PRESSEMITTEILUNG der Bundestagsfraktion Bündnis 90/Die Grünen
Zum Rahmenprogramm "Forschung für nachhaltige Entwicklungen" erklärt Krista Sager, Sprecherin für Wissenschafts- und Forschungspolitik:
Bei näherem Hinsehen entpuppt sich das großspurig angekündigte Zwei-Milliarden-Programm als Etikettenschwindel. Die Projekteliste enthält kaum ein neues Projekt und dehnt den Zählzeitraum auf über drei Legislaturperioden seit 2005 aus, um wenigstens 1,27 Milliarden Euro nachweisen zu können. Von einem gewaltigen Neuaufbruch, wie das Ministerium suggeriert, kann keine Rede sein. Der aktuelle Haushaltsentwurf zeigt die Prioritäten dagegen nüchterner. Für Ressourceneffizienz im industriellen Bereich etwa veranschlagt Schavan gerade einmal 17,5 Millionen Euro - bei einem Gesamtetat für Bildung und Forschung von knapp 11 Milliarden Euro.
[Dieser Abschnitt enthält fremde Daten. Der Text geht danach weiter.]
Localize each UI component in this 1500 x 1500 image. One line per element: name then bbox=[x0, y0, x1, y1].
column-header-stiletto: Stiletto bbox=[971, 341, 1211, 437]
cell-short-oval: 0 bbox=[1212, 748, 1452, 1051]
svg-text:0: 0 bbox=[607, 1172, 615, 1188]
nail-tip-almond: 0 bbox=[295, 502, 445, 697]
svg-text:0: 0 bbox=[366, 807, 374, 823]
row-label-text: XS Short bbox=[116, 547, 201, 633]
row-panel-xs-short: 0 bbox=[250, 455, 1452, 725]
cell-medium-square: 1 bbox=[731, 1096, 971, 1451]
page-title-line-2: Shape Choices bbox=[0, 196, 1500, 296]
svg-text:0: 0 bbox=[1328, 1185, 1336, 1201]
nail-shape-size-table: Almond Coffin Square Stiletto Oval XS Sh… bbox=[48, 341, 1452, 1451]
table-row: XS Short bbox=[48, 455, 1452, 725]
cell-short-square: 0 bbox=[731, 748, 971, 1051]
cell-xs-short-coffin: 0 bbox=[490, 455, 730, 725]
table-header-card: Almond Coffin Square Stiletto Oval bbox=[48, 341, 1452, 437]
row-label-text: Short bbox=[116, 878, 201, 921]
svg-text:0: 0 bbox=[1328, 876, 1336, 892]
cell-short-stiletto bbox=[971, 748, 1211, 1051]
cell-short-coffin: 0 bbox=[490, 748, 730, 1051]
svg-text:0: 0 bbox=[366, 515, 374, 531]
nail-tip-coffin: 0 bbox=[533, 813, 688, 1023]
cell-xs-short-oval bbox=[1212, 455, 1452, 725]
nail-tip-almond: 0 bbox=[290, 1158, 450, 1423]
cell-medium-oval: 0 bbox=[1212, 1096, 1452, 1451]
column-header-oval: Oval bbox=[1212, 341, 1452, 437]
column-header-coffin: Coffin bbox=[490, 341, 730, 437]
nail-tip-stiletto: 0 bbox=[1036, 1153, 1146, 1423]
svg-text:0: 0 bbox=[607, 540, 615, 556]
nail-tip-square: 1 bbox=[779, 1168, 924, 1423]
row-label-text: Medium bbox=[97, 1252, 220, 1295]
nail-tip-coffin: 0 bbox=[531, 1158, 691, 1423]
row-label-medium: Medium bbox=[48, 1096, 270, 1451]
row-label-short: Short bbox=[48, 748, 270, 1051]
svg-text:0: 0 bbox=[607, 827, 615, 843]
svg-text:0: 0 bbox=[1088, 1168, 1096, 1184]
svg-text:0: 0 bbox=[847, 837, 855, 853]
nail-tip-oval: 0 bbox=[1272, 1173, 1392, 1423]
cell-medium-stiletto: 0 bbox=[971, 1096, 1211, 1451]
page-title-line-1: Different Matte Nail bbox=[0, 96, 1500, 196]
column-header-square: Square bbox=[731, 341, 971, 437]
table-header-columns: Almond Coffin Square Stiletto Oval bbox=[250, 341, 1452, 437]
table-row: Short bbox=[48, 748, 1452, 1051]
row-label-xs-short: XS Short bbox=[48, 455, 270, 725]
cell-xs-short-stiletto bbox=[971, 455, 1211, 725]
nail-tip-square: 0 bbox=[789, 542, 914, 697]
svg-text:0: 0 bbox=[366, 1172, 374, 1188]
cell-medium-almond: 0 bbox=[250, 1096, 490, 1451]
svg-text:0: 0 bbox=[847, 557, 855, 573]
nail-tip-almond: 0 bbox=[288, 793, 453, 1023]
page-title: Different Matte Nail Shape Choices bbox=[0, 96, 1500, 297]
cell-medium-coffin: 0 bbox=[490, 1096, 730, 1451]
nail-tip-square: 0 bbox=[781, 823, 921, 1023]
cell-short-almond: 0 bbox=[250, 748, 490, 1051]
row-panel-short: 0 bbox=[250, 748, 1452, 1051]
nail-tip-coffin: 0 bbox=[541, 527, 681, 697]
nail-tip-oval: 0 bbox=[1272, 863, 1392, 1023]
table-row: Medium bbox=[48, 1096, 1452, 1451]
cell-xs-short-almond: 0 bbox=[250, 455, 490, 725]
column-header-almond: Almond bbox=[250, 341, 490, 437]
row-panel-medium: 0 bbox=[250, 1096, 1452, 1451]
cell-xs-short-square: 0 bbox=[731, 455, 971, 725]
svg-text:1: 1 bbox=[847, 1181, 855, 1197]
Nachhaltigkeit darf nicht auf Sonderprogramme reduziert werden, sondern muss durchgängiges Kriterium für die Bewertung von Forschungsprogrammen sein. Dringend notwendig ist es, die gesamte Hightech-Strategie unter dem Gesichtspunkt der Nachhaltigkeit zu überprüfen und zu überarbeiten. Für die Hightech-Strategie sind in der letzten Legislaturperiode mehr als 10 Milliarden Euro geflossen.
Aber auch konzeptionell springt die Ministerin mit der einseitigen Ausrichtung auf technologische Marktführerschaft zu kurz. Für nachhaltige Entwicklungen brauchen wir nicht nur technologische, sondern auch soziale und kulturelle Innovationen. Wie wichtig dies ist, wird durch einen Blick in den letzten Fortschrittsbericht zur Nachhaltigkeitsstrategie der Bundesregierung deutlich. Bei den Indikatoren zu Forschung und Bildung wurde kein Pfad beschritten, um die selbst gesetzten Ziele bis 2010 zu erreichen.